Take the first two games of this year’s NBA Finals, for example. On both occasions, the losers compiled more offensive rebounds and fewer turnovers than did the winners. Counter-intuitive, isn’t it?
The same little oddity occurred in Games 5 & 7 of last season’s championship series between the same two teams. (In the iconic Game 6, the teams were even on the offensive glass while the winning Heat committed more turnovers than they forced.)
In terms of raw numbers, the San Antonio Spurs have been virtually indistinguishable from their opposition in some key areas during the past two regular seasons. In those 164 games, the Spurs and their opponents are separated by just 16 total rebounds, 28 turnovers and 37 free throw attempts – less than 0.25 of each per game. On top of that, they surrender almost two more offensive rebounds per game than they retrieve.
How were they able to outscore the other guys by 1,164 points and win 120 of those games?
Well, over 300 of those points come from an edge in successful three-point shots. In all, the Spurs managed to make over 400 more field goals while attempting over 400 fewer.

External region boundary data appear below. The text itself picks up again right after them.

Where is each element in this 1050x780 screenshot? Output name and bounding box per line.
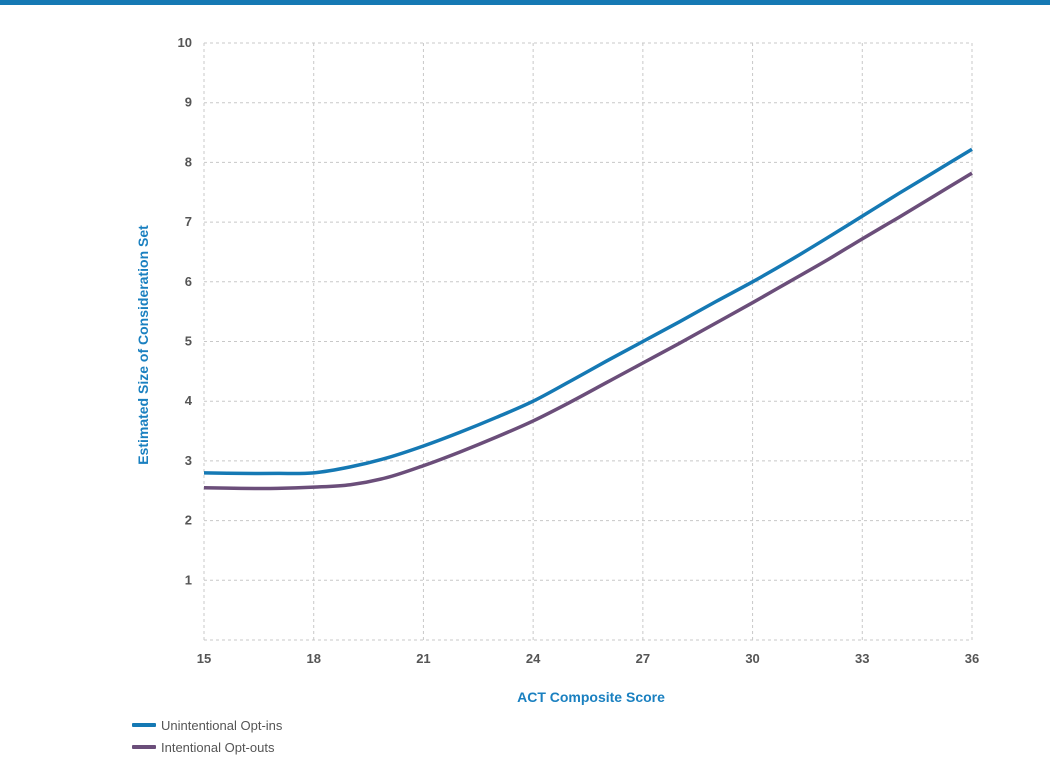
x-tick-label: 24 bbox=[526, 651, 541, 666]
x-tick-label: 15 bbox=[197, 651, 211, 666]
header-rule bbox=[0, 0, 1050, 5]
y-tick-label: 8 bbox=[185, 154, 192, 169]
x-tick-label: 33 bbox=[855, 651, 869, 666]
series-line-intentional-opt-outs bbox=[203, 171, 973, 491]
y-tick-label: 9 bbox=[185, 95, 192, 110]
legend-item-unintentional: Unintentional Opt-ins bbox=[132, 714, 282, 736]
series-line-unintentional-opt-ins bbox=[203, 147, 973, 476]
legend-swatch-unintentional bbox=[132, 723, 156, 727]
legend-label-unintentional: Unintentional Opt-ins bbox=[161, 717, 283, 733]
y-axis-title: Estimated Size of Consideration Set bbox=[135, 225, 151, 465]
y-tick-label: 7 bbox=[185, 214, 192, 229]
y-tick-label: 3 bbox=[185, 453, 192, 468]
legend-label-intentional: Intentional Opt-outs bbox=[161, 739, 275, 755]
y-tick-label: 4 bbox=[185, 393, 193, 408]
tick-labels: 15 18 21 24 27 30 33 36 1 2 3 4 5 6 7 8 9 10 bbox=[178, 35, 980, 666]
x-tick-label: 18 bbox=[306, 651, 320, 666]
x-tick-label: 27 bbox=[636, 651, 650, 666]
gridlines bbox=[203, 42, 973, 641]
legend-item-intentional: Intentional Opt-outs bbox=[132, 736, 282, 758]
y-tick-label: 2 bbox=[185, 513, 192, 528]
y-tick-label: 6 bbox=[185, 274, 192, 289]
x-tick-label: 30 bbox=[745, 651, 759, 666]
x-tick-label: 21 bbox=[416, 651, 430, 666]
x-axis-title: ACT Composite Score bbox=[517, 689, 665, 705]
legend-swatch-intentional bbox=[132, 745, 156, 749]
series-lines bbox=[203, 147, 973, 491]
x-tick-label: 36 bbox=[965, 651, 979, 666]
y-tick-label: 1 bbox=[185, 572, 192, 587]
legend: Unintentional Opt-ins Intentional Opt-ou… bbox=[132, 714, 282, 758]
y-tick-label: 5 bbox=[185, 334, 192, 349]
y-tick-label: 10 bbox=[178, 35, 192, 50]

San Antonio’s familiar Finals foe, during the same stretch, also converted over 400 more field goals than its opposition – and accomplished this feat on nearly 500 fewer shots. But that exceptional field-goal shooting and an identical win total end the list of numerical similarities between the two teams over the past two seasons.
The Heat are a heady and athletic team built to run rather than rebound…indeed they are among the poorest rebounding teams [link] ever to win a championship. Their opponents have chased down over 500 more offensive rebounds, in excess of three per game.
The Heat have taken and made about 60 more treys than the other guys and gain about a point per game at the foul line. The generator of the near 1,000 point scoring differential is to be found in the turnover column, where the Heat have induced almost 300 more turnover than they’ve committed. They force a turnover on a league-best 17 percent of opponent possessions, while squandering opportunities at a 15 percent rate.
Yet, their last three Finals victories were accomplished without their most identifiable trait.
Traditional wisdom has always preached that defense wins championships. But these back-to-back Heat-Spurs Finals have featured the top two shooting teams in the league.
Little wonder that our numbers, while violating no Commandments, just don’t add up.
Maybe We Should Consider History
The 2014 NBA Finals simply ooze history.
A two-time defending champion vs. the most consistently dominant franchise of recent times…a re-match, to boot.
Gregg Popovich and his Spurs have been driven by the belief that they squandered a championship opportunity a year ago.
Miami’s Big Three was assembled to establish a legacy, toward which a three-peat would be a significant stride. A fourth title for the franchise would tie these very Spurs, just two behind the Chicago Bulls at No. 3 on the all-time list.
On an individual level, Tim Duncan again has the opportunity to draw even with Kobe Bryant – and would appear to be better positioned to continue the Jordan pursuit.
These Finals also offer a rubber match of sorts between Pop and the Chosen One, whose surprising ’07 Cavs were swept away by the Texans.